PRESIDENT BUSH: First, I spent some time explaining to the President of my determination to bring people to justice that murdered our citizens. And I told the President that our nation will do what it takes to bring them to justice, no matter how long it takes. And, Ron, I don't know the time, but I do know the desire.
And secondly, I explained to the President that we will hold people accountable who harbor terrorists. And that's exactly what we're doing.
I will not comment upon military operations. I made it very clear from the outset of this campaign that I will not respond to rumors and information that seeps into the public consciousness, for fear of disrupting the operations that are taking place. But let me reiterate what I've told the American people and the world. We will use whatever means are necessary to achieve our objective.
Thirdly, I do not have a direct -- I don't have knowledge of a direct link of the anthrax incidents to the enemy. But I wouldn't put it past them. These are evil people and the deeds that have been conducted on the American people are evil deeds. And anybody who would mail anthrax letters, trying to affect the lives of innocent people, is evil. And I want to say this as clearly as I can, that anybody in America who will use this opportunity to threaten our citizens, will think it's funny as a hoax to put out some kind of threat, will be held accountable and will be prosecuted.
Now is the time in America -- now is the time -- for us to stand up against terror, and for American citizens to unite against terror.
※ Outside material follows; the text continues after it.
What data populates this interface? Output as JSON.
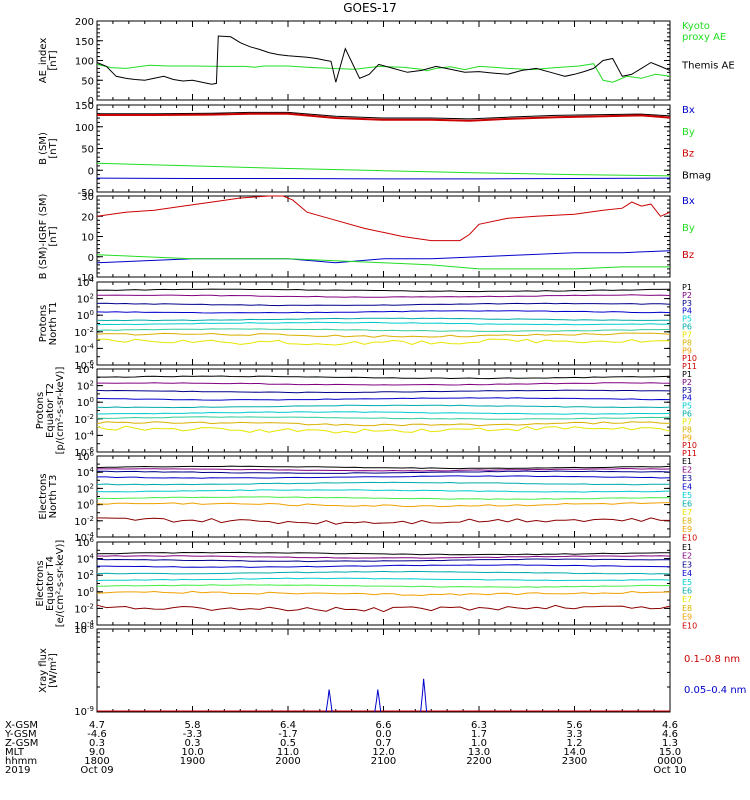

And we're looking, we're on the search to find out who's conducting these evil acts.
I'm also pleased that the government is responding very quickly, that people who have been exposed to anthrax are getting the necessary treatments. I think it's very important for people of all the world to understand that if anthrax -- if people are exposed to anthrax, there is a treatment for it. And it's very important for all our governments to react and respond as quickly as possible to make sure the citizens who get exposed receive the necessary antibiotics. And we're doing that in America.
And the American people also have got to understand that we will make sure that there is ample supplies, as we deal with this evil act, that we'll make sure there's ample supplies available for the American people.
(President Bush's comments translated.)
PRESIDENT BUSH: Couldn't have said it any better. (Laughter.)
PRESIDENT JIANG: In my discussion with President Bush this morning, I've made clear that we are opposed to terrorism of all forms. And what we have done in the past has shown this attitude of ours very clearly. We hope that anti-terrorism efforts can have clearly defined targets. And efforts should hit accurately, and also avoid innocent casualties. And what is more, the role of the United Nations should be brought into full play.
I'd also like to make a comment on anthrax. I've also heard about it. And I think with regard to this problem, all countries should take a unanimous stand, because it's a public hazard. We should all unite and work to prevent it from spreading any further.
That's the end of the press conference. Thank you.